Abstract
Protein arginine methylation regulates several cellular functions, including RNA splicing, translation and DNA damage repair. Protein arginine N-methyltransferase (PRMT) dysregulation is often seen in malignant hematopoiesis. PRMT7, the only type III PRMT, catalyzes monomethyl arginine (MMA) modification, but its role in leukemogenesis is elusive.
Re-analysis of a previous genome-wide CRISPR/Cas9 screen revealed PRMT7 to be a crucial negative-regulator of MHC-I, prompting us to ask whether PRMT7 inhibition might promote anti-AML immunity. Our analysis of human TCGA AML dataset as well as normal healthy dataset (GTEX) revealed that AML cases exhibited higher PRMT7 expression than did those from healthy donors. Among cytogenetic subgroups, PRMT7 levels were significantly higher in KMT2A-rearranged (MLL-r) AML. Moreover, correlation analysis across combined datasets (MDACC, BeatAML and TCGA) demonstrated that PRMT7 levels negatively correlate with expression of MHC-I associated genes, including HLA-A (r = -0.33, p<0.001), HLA-C (r = -0.37, p<0.001), B2M (r = -0.45, p<0.001) and NLRC5 (r = -0.25, p<0.001), but not MHC-II genes, such as HLA-DR, HLA-DQ, HLA-DP and CIITA. PRMT7 levels were also negatively correlated with Cytotoxic T Lymphocyte (CTL) scores in the same combined datasets, highlighting its immunosuppressive role in leukemogenesis.
To assess the potential PRMT7 function in MHC-I presenting, we knocked out PRMT7 by electroporating human AML lines including THP-1 and Molm13 with ribonucleoprotein (RNP) complexes formed by Cas9 protein and anti-PRMT7 sgRNA and assessed MHC-I levels. Relative to controls, PRMT7 KO remarkably upregulated MHC-I (HLA-A/B/C) expression in both lines. We also observed MHC-I upregulation was also observed in both cell lines after treatment with the PRMT7 inhibitor SGC3027 or administration of a targeted degrader (PRMT7 PROTAC) ex-vivo at relatively low concentrations, while the same dose of either compound spared normal hematopoietic stem/progenitor (CD34+) cells. To confirm MHC-I dynamics in an MLL-AF9 mouse model, we generated a Prmt7 KO mouse model by introducing MLL-AF9 retrovirus into Kit+ cells from hematopoietic-specific Prmt7 KO mice (Prmt7fl/fl;Vav1-Cre) and observed 2-fold upregulation of H-2Kb expression, based on antibody staining and flow cytometry analyses, relative to WT MLL-AF9 cells.

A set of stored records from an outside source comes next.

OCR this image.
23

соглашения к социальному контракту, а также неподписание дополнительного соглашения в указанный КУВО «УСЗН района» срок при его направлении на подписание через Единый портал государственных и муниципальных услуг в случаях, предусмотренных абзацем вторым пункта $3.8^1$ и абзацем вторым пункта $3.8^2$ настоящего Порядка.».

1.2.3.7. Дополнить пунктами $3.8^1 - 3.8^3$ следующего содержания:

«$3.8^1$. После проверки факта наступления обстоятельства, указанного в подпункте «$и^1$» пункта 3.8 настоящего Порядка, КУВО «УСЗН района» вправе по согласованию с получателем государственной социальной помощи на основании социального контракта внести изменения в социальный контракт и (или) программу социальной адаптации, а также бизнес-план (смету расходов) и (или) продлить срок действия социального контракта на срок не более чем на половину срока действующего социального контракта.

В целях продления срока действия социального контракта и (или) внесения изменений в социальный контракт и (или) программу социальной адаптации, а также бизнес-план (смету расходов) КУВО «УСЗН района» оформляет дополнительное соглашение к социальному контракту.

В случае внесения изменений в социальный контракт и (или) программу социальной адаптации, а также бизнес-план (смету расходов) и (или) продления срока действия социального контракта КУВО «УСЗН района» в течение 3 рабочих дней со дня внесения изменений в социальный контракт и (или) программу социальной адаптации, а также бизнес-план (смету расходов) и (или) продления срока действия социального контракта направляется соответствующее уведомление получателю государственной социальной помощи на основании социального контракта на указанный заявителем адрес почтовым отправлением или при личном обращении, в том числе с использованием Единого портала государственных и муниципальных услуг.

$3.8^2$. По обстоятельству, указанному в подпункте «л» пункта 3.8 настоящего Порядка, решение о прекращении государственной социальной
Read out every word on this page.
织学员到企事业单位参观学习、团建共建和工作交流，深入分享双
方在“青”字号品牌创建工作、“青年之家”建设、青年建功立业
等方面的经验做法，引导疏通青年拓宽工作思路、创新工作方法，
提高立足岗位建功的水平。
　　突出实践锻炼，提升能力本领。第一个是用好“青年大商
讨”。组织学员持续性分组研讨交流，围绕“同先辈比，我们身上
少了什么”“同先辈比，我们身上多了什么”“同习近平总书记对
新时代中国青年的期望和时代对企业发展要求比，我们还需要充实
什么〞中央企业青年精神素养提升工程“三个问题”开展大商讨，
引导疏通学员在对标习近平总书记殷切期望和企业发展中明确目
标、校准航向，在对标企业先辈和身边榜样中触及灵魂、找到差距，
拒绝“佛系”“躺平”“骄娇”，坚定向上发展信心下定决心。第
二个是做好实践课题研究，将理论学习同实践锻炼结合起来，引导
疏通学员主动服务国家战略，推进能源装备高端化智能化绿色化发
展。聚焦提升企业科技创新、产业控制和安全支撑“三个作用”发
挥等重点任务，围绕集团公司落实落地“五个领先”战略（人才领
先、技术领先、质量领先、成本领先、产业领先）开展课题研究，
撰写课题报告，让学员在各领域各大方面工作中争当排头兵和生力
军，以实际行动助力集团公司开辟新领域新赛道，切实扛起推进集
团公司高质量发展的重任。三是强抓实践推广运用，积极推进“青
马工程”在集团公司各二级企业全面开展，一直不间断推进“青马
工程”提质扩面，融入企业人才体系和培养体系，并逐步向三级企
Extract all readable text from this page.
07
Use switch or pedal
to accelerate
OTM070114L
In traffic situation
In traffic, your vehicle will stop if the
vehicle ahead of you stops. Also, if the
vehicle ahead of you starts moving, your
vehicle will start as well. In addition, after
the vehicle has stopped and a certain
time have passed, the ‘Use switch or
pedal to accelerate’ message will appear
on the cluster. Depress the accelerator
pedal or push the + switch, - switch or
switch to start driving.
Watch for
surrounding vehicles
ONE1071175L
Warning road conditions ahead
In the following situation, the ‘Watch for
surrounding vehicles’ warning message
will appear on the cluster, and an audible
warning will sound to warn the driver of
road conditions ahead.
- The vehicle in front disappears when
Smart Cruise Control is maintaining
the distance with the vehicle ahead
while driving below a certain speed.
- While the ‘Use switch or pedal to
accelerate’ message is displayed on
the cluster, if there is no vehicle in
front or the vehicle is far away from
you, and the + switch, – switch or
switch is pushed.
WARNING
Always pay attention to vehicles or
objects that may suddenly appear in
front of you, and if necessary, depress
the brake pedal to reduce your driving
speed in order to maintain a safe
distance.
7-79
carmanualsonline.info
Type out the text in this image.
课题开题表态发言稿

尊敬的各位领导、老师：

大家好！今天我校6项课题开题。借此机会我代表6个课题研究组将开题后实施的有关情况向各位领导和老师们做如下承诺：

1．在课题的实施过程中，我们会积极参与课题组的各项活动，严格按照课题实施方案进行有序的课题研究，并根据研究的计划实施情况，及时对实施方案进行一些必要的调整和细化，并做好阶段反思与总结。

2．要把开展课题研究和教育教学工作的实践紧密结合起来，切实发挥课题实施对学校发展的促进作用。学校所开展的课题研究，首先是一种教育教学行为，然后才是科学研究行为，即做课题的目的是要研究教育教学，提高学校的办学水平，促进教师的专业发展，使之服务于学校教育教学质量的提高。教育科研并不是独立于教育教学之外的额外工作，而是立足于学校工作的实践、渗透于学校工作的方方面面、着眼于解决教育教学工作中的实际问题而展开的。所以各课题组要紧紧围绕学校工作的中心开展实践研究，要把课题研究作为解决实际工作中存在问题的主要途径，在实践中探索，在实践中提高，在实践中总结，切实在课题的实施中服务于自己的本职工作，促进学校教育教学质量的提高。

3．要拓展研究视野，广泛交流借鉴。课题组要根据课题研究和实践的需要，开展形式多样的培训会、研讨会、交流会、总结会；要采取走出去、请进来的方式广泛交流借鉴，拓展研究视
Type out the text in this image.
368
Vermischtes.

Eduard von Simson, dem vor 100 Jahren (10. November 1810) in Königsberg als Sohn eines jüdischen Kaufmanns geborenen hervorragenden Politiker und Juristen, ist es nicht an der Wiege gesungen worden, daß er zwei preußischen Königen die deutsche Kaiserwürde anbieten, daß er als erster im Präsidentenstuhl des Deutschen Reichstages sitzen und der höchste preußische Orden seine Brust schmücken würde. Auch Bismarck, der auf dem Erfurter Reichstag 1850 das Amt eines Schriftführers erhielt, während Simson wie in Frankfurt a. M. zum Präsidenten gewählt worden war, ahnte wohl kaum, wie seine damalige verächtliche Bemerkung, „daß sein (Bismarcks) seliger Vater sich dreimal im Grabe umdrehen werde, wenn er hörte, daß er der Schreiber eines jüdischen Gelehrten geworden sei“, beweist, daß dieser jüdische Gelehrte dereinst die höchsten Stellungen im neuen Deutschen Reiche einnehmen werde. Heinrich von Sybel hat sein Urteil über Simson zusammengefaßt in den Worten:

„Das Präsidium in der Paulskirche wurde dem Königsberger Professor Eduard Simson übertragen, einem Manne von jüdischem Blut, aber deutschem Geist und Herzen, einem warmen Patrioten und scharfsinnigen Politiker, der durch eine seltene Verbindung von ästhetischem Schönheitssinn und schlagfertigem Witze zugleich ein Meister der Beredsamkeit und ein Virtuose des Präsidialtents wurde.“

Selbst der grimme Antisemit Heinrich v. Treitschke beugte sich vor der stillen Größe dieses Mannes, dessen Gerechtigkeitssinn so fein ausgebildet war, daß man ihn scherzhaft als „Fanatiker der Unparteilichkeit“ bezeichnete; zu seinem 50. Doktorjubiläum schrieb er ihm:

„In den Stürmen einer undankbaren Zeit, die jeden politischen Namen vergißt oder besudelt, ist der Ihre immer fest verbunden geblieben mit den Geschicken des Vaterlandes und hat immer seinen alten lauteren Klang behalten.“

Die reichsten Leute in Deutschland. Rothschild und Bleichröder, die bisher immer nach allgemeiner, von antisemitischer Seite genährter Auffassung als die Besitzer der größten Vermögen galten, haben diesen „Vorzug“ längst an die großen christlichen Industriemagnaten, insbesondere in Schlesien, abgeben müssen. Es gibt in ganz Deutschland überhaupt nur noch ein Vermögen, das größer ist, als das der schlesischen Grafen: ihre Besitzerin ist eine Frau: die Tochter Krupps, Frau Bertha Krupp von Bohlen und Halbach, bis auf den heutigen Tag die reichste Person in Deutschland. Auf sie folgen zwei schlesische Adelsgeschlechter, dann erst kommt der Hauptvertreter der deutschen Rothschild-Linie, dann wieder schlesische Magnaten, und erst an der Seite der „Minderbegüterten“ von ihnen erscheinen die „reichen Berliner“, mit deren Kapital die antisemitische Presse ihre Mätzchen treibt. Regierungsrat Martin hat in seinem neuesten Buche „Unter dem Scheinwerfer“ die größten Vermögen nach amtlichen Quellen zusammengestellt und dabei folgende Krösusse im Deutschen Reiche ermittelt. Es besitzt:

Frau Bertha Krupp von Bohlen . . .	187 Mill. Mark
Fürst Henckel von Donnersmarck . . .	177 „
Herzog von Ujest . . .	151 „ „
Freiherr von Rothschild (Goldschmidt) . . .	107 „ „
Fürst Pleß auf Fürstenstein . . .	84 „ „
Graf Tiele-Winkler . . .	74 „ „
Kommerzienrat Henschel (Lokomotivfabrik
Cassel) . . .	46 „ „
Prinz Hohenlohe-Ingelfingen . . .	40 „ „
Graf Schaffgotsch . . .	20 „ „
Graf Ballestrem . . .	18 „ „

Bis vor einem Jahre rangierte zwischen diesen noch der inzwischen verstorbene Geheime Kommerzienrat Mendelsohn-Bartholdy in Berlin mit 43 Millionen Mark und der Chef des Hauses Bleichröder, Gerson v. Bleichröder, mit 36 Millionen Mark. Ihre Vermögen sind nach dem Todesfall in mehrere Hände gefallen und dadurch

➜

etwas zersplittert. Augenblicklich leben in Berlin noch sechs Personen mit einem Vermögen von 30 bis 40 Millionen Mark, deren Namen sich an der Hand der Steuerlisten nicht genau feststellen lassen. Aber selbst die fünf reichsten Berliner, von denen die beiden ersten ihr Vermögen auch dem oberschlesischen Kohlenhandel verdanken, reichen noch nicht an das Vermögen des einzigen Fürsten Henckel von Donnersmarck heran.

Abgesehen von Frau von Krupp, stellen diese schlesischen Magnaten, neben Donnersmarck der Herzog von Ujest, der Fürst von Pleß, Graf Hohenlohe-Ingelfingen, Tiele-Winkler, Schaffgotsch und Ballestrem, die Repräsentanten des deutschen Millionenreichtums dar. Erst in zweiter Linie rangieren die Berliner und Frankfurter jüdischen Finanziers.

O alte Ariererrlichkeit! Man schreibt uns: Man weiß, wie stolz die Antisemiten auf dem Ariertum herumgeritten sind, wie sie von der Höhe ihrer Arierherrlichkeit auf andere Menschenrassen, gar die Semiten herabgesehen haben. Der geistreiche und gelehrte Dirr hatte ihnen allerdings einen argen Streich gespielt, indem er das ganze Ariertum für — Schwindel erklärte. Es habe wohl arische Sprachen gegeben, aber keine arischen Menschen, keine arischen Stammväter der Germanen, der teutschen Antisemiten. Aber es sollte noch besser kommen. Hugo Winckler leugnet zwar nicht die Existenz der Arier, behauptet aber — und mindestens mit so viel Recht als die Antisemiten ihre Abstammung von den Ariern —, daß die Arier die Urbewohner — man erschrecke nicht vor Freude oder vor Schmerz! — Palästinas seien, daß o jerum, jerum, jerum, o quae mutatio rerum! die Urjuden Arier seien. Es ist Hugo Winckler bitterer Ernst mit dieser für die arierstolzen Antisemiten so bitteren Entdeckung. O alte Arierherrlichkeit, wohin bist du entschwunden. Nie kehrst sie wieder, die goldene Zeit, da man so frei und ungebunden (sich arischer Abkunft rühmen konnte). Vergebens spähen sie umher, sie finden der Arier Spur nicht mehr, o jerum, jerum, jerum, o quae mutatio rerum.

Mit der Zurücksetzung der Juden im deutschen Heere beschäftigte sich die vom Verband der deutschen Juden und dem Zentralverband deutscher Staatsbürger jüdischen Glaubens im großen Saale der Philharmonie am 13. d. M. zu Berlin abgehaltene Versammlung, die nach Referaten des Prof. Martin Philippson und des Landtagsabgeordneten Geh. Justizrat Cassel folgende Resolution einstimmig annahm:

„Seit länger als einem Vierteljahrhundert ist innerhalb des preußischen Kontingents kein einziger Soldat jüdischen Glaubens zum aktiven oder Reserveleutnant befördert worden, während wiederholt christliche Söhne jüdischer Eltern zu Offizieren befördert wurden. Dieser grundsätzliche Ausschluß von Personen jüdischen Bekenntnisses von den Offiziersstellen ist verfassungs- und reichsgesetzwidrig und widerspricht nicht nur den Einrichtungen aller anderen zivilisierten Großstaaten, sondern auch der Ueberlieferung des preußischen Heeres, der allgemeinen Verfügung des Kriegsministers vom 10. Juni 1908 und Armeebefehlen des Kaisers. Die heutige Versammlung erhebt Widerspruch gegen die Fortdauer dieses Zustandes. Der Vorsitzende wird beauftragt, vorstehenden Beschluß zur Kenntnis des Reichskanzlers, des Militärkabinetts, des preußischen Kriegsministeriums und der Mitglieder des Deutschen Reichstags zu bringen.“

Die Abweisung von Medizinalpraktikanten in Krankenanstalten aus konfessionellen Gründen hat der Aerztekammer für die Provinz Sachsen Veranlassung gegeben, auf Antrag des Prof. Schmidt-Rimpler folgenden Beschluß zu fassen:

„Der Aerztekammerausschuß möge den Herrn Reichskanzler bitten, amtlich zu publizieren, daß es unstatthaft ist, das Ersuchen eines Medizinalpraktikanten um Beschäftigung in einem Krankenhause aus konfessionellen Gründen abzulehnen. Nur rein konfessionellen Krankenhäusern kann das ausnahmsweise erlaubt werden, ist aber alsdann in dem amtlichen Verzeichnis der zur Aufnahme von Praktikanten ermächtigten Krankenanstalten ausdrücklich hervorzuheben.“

Given the critical role of MHC-I in CD8+ T cell activation, we next asked whether PRMT7 deletion would enhance antigen-specific CD8+ T cell responses. To do so, we evaluated human T cell killing effects in PRMT7-KO/-WT THP-1 or Molm13 cells cocultured with activated CD8+ T cells derived from healthy donors. Post-coculture, we calculated T cell killing effects by flow cytometry using Count-bright absolute counting beads and found that PRMT7 KO AML cells were more susceptible to human T cell-mediated killing. In agreement, we confirmed that relative to PRMT7-WT murine AML cells, PRMT7 KO murine AML cells were more sensitive to mouse T cell-mediated killing using a coculture model of MA9 and syngeneic active CD8+ T cells. Moreover, following PRMT7 PROTAC pretreatment, THP1 cells were more sensitive to human T cells mediated killing in a coculture system of THP1 cells and CD8+ T cells.
Next, to assess whether PRMT7 deletion impairs normal hematopoiesis, we analyzed total bone marrow cellularity and lineage frequency in Prmt7 KO (Vav1-Cre+) versus Prmt7-WT (Vav1-Cre-) mice via Cytek full-spectrum flow cytometry. While total BM cellularity was comparable, PRMT7 KO slightly increased the number of CD4⁺ or CD8⁺ T cells. Further analysis revealed increased frequencies of CD25⁺CD4⁺ T and CD69⁺CD8⁺ T cells. These results suggest that although PRMT7 function is likely dispensable for normal hematopoiesis, PRMT7 loss may have a modest effect on T cell proliferation or activation. In future studies, we will confirm whether PRMT7 inhibition promotes anti-tumor T cell activity in-vivo, and whether the underlying mechanism is via MHC-I regulation.
Overall, we have shown that PRMT7 depletion or pharmacological inhibition enhances T cell function in part by upregulating MHC-I. These findings suggest that combining PRMT7 inhibitors with immunotherapy could be a promising strategy to overcome AML's immune-cold properties.